To distinguish ‘organic’ beef from beef not raised organically is somewhat more definitive since with ‘organic’ production, the application of industrially synthesised nitrogen fertiliser is prohibited; hence, reliance on the nitrogen-fixing ability of symbiotic rhizobia in the root nodules of clovers and other legumes is emphasised. However, this enables ‘organic’ beef to be differentiated from non-organic beef, and even from grass-fed beef which has grazed pastures grown with chemically synthesised nitrogen fertilisers on the basis of the ratio of stable isotopes of nitrogen.
That ‘grass-fed’ or ‘organic’ beef may be healthier is also a controversial issue, but a crucial quality benefit of truly ‘grass-fed’ beef is the improved ratio of Omega-3s to Omega-6s within the beef. The benefit is nonetheless rapidly lost if concentrates are fed during the 10-12 weeks prior to slaughter. In some cases, they are fed during a ‘finishing’ period to enhance the intramuscular marbling of the meat as it is believed that the eating quality is better, albeit it trades off eating quality against nutritional value. With such constitutional changes possible at the end of the finishing period, a beef animal that qualifies as ‘grass-fed’ as per feed intake rules, may for all intents and purposes have the Omega profile more typical of a grain-fed animal, albeit it is labelled ‘grass-fed’. In this regard, whether an animal is ‘grass-finished’ as opposed to merely being vaguely ‘grass-fed’ could markedly affect the beef and effectively subvert any perception of superior nutritional quality.

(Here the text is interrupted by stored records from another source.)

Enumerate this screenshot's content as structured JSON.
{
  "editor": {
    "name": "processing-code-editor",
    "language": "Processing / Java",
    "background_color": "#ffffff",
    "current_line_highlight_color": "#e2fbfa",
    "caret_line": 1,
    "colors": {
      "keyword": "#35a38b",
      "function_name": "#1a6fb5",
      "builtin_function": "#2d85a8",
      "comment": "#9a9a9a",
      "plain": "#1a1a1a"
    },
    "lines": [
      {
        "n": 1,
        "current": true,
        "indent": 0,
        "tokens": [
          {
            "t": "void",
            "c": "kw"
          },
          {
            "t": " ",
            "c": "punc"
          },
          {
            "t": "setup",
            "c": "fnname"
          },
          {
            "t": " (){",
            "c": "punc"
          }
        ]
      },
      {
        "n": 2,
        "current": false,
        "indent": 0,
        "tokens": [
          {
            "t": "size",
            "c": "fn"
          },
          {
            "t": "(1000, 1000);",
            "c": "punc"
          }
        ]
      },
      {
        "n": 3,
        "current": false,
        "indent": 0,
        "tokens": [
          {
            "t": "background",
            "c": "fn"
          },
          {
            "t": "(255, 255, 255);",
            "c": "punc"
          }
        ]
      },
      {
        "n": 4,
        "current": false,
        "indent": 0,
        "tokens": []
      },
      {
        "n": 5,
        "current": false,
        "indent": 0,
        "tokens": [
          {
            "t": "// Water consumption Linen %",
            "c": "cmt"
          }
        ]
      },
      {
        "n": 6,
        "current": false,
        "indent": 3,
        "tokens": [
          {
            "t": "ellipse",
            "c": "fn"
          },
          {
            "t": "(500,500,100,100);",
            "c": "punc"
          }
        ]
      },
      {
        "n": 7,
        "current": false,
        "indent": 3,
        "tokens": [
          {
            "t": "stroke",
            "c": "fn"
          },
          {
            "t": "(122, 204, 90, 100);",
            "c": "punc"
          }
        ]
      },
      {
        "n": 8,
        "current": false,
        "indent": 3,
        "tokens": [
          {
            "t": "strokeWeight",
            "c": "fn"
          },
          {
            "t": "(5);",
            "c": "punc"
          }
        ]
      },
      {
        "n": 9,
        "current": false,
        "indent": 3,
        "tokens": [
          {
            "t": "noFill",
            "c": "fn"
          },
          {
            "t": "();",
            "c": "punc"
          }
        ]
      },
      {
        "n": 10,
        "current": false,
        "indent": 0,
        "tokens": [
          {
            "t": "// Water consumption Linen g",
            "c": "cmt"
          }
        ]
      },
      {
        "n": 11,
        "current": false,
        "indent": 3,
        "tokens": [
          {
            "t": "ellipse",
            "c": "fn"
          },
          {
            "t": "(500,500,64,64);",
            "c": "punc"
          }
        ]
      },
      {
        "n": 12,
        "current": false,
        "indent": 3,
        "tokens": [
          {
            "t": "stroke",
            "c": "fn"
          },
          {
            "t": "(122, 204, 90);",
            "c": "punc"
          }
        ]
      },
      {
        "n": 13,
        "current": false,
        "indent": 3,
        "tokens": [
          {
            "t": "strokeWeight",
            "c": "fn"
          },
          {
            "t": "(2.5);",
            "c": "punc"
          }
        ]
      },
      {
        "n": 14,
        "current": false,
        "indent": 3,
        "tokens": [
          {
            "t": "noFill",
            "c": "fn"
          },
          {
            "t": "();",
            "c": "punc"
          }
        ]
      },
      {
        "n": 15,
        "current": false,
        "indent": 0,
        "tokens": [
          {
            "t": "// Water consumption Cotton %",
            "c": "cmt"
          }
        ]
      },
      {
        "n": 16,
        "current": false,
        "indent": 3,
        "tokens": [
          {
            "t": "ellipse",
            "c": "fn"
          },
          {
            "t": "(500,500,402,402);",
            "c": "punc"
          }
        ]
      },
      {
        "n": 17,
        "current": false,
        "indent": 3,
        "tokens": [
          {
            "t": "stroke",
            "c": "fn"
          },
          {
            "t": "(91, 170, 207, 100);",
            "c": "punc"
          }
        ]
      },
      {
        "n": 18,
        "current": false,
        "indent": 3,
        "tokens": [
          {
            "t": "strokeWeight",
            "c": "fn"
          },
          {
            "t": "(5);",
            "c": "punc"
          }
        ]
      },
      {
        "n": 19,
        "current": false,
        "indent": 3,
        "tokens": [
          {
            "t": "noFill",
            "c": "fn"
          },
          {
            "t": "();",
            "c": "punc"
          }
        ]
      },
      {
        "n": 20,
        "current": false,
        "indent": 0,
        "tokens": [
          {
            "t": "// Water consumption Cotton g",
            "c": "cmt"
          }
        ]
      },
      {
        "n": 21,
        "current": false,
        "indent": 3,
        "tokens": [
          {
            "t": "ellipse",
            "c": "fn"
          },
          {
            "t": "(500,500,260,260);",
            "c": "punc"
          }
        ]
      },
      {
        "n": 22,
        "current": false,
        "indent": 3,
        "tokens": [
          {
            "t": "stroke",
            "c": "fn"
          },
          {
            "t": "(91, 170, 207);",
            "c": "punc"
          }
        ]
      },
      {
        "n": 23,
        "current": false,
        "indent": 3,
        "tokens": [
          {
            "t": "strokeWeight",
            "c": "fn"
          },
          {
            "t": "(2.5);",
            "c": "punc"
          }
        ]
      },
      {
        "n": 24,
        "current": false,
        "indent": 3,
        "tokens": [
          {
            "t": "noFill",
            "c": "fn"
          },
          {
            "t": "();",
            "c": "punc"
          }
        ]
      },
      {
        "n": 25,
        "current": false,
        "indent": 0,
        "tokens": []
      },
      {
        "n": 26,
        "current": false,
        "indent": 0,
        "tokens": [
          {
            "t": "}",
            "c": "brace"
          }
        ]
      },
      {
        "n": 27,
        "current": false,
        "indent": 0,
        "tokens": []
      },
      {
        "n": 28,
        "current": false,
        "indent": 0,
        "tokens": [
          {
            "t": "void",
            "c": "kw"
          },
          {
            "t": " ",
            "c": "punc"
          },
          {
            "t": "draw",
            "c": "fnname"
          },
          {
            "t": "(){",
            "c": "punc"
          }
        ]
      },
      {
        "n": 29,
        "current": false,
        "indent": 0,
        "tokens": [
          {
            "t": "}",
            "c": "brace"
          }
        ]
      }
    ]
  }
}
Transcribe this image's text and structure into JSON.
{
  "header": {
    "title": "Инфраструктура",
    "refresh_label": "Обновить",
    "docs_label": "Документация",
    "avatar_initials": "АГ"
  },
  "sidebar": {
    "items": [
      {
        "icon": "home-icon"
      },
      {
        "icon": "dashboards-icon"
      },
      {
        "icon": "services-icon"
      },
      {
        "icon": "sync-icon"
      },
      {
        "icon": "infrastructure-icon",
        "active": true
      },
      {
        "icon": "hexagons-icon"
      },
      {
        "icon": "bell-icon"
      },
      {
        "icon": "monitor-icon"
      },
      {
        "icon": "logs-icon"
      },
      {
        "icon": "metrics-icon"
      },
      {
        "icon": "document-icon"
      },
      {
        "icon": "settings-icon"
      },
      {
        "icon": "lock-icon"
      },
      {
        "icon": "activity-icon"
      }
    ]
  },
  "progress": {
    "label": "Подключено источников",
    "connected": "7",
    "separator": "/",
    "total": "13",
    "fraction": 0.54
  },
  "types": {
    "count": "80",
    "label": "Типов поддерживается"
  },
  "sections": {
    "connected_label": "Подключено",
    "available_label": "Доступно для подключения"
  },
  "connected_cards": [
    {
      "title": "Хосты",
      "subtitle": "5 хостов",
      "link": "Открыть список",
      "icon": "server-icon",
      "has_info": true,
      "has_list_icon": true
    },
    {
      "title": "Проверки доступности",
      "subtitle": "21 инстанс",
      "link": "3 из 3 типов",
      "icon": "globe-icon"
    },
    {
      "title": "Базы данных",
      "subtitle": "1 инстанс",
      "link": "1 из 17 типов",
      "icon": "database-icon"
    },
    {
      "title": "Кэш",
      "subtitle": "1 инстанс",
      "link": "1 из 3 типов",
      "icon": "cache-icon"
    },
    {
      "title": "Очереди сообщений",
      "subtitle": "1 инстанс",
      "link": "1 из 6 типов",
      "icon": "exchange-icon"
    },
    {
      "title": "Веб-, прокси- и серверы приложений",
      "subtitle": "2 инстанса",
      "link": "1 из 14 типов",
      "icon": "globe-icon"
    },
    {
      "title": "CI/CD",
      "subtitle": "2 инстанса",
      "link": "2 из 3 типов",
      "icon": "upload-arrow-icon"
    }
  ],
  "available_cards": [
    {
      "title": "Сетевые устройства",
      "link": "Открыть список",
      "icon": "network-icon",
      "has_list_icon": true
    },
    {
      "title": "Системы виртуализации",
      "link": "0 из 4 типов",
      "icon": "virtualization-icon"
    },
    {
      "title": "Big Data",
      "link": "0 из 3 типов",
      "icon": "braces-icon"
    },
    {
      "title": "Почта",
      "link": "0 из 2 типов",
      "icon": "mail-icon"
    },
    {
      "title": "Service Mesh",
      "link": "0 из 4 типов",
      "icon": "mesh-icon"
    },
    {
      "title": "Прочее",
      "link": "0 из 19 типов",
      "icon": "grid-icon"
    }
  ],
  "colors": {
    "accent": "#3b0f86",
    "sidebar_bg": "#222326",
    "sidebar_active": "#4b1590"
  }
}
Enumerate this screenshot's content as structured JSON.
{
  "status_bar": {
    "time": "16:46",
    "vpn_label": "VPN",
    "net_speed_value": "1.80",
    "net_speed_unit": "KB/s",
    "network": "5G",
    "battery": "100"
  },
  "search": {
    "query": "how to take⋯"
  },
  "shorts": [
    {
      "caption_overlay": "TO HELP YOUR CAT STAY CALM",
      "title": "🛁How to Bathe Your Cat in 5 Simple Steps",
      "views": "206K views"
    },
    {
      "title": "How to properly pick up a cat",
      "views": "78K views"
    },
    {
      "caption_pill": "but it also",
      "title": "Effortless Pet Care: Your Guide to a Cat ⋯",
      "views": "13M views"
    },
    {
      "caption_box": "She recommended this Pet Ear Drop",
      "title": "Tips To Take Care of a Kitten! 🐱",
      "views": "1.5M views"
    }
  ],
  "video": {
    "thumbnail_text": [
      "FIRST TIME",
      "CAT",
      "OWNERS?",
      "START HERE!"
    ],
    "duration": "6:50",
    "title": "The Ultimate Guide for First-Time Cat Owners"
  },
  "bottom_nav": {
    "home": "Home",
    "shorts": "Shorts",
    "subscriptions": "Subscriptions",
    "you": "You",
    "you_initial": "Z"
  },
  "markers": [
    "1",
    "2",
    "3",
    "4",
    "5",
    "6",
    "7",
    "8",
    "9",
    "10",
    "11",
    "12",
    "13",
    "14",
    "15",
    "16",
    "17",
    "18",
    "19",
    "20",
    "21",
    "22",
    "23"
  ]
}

With a lack of clarity concerning what is ‘grass-fed’ and knowing that ‘organic’ does not mean ‘grass-fed‘, the consumer is left to second guess what the marketeer’s labelling means. It is a far from satisfactory situation and it is a situation crying out for products that are more clearly labelled and where the label indicates that the beef comes from specific farming systems designed to create specific products which are, in turn, rooted to the farm, its soils and the husbandry employed. And all must be traceable with impeccable provenance. Only then will the consumer be able to say with confidence whether their ruminant-derived products are ‘grass fed’.
Peter Dunne is a member of the recently formed Regenerative Farming Ireland initiative.